Wildflower the pit bull was going to be euthanized before she was given the opportunity to serve alongside police officers in Oklahoma.
But Wildflower was wearing out her foster parents, Metro reported, so they reached out to Pennsylvania's Throw Away Dogs Project — a group that rescues and trains dogs that are then donated to police departments.
And the group took Wildflower in — but not without struggles. That was in August 2017, according to WPDE.
"In comes this energetic pit bull that was so loveable but completely off the charts with the energy. … I knew the moment that we started testing her that this was not going to work out, because she evaluated horrible," Throw Away Dogs co-founder Carol Skaziak told Metro. " … She was just not understanding the games of our training program."
But then the training clicked.
"Wildflower, from that day forward, excelled almost like no dog I've ever trained," Throw Away Dogs head trainer Bruce Meyers told Metro in March. "Two months later, Wildflower is imprinted on all core narcotics."
In a video the nonprofit organization posted in March, Wildflower can be seen doing a Narcotic Detention Search in a garage, while off lead, for the first time.

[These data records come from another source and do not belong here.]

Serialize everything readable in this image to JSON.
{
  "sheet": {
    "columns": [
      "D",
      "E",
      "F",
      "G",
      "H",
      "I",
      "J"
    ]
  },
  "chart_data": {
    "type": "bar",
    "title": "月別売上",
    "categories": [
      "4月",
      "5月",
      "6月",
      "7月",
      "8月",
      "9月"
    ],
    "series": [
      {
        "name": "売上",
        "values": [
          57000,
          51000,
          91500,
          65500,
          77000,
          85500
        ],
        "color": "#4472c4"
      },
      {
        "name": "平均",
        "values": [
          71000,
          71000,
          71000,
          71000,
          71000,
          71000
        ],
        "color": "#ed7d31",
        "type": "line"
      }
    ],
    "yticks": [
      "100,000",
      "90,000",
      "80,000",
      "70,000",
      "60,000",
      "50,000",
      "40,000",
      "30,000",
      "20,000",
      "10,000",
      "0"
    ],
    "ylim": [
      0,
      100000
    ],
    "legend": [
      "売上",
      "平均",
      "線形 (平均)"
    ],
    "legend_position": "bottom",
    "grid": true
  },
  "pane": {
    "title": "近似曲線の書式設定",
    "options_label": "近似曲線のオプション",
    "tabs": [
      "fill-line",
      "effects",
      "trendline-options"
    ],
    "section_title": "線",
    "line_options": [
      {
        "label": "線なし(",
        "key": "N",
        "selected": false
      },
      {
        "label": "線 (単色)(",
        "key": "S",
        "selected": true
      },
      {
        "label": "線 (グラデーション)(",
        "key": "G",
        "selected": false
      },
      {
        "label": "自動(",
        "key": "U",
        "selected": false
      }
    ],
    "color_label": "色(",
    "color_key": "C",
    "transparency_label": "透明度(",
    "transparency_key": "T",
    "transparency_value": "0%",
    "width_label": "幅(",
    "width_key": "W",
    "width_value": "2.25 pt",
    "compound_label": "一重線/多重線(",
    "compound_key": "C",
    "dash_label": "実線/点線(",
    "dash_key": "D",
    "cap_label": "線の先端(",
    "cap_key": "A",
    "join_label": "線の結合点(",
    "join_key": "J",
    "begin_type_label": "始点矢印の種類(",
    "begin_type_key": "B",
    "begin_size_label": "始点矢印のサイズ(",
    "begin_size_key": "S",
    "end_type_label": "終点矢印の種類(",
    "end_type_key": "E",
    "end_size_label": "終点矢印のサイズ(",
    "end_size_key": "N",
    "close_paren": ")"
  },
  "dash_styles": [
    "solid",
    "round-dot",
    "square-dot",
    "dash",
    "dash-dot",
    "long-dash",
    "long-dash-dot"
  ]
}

This was posted six days before the pit bull was leaving the project. She graduated as a trained Narcotic Detection Dog, according to WPDE.
"Wildflower’s success was possible because of our amazing Head Trainer and Partner that never gave up on her and continued to believe in giving this breed a second chance," the organization posted on Facebook. "Thank you Bruce Myers for continuing to use your training methods to accommodate the dogs needs and making it work!"
On Wednesday, the Throw Away Dogs Project posted that Officer Wildflower is Oklahoma's first rescue pit bull K-9 police dog.
"This dog was going to be euthanized," Wetumka Police Department Chief Joe Chitwood told Metro. "All of that good was this close to being put down. But she has a lot more to give, a lot more. Hopefully, you can get some of the negativity away from the breed and show folks that it's not that way."
Wildflower is also the first pit bull that the organization has rescued, trained and donated to a police department, WPDE reported.
“There is no better example of one of the world’s most misunderstood dog breeds than the pit bull," Skaziak told the TV station. "Wildflower was a misunderstood dog with tons of energy who could not get adopted ... I had to help Wildflower succeed and prove that it could be done ... This will be done again. Stay tuned!”
Wildflower the police dog now has her own Facebook page where you can see more photos and videos of the K-9 working — and having fun.
In December, the Stafford Police Department employed Kansas' first pit bull police dog — he's named Kano, and he has one blue eye and one brown eye.
“I have always been ‘pro-Pit Bull’ these dogs are misunderstood. ... Just like people dogs are individuals too!,” Kano’s handler – Officer Mason Paden – posted on Facebook. “Kano and I plan to get out there and help try to change the bad name that so many have given the Pit Bull.”
Kano was trained through Universal K9, an organization that rescues pit bulls that await adoption or euthanasia in an animal shelter and train them for police work.